Garmin shares were up 1.5 percent at $63.40 in midday trading. The stock has gained 27 percent in the last 12 months.
Sales in its fitness segment, which caters to athletes, rose 24.3 percent to $225.1 million, while sales in its outdoor segment that sells to campers and travelers rose about 4 percent to $201.6 million.
Garmin, which started as a GPS device maker, has gained in recent years due to a surge in demand for smartwatches and other wearable devices that track everything from heart rates and calories to a pet’s movement.
However, an Apple Watch needs to be connected to an iPhone, while Garmin devices can pair with both Apple and Android phones.

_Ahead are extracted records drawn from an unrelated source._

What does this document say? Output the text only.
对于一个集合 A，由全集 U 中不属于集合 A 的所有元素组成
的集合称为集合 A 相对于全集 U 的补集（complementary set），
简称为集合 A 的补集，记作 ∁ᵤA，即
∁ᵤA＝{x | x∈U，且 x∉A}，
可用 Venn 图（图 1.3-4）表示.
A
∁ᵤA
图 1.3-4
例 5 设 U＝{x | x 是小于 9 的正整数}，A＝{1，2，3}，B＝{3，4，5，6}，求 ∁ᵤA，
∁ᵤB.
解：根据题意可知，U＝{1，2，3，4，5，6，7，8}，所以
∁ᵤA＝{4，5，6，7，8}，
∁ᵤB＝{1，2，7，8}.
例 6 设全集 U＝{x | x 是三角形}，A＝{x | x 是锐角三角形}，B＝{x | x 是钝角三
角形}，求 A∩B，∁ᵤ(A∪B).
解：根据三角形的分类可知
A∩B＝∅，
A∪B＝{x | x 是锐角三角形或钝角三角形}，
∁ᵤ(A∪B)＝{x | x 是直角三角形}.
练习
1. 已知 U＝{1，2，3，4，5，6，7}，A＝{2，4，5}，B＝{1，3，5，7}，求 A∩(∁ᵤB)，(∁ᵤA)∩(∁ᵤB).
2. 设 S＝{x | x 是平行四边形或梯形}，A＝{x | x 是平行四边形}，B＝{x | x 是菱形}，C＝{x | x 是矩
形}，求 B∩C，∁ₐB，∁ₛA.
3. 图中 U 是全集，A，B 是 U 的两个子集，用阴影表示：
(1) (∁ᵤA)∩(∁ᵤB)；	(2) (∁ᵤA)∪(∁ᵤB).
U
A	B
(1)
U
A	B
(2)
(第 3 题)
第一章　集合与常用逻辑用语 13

Companies are expected to ship 124.9 million wearable units by the end of 2018, up 8.2 percent from last year, according to research firm International Data Corp.
Switzerland-based Garmin’s latest fenix 5 series of watches targets athletes and retails from $550 - higher than the $329 retail price of the latest Apple Watch.
“We believe the quarter will go a long way toward establishing confidence in Garmin’s fitness business having clear differentiation versus mainstream fitness tracker and mainstream smartwatch competitors,” Longbow Research analyst Joe Wittine wrote in a note.
Garmin has been relying on the growth of its watches and marine cameras to offset declining sales of its traditional automobile navigation devices that has been its mainstay for years.
Sales in its auto segment, Garmin’s biggest unit, plunged 19.3 percent to $180.1 million in the quarter.
The company also raised its full-year proforma profit forecast to $3.30 per share from $3.05 earlier, above analysts’ expectation of $3.13 per share.
Garmin said its second-quarter net income rose to $190.3 million, or $1 per share, from $177 million, or 94 cents per share, a year earlier.
Excluding items, it earned 99 cents per share. Net sales rose 7.6 percent to $894.5 million.
Analysts on average had expected earnings of 87 cents per share on revenue of $845.7 million, according to Thomson Reuters I/B/E/S.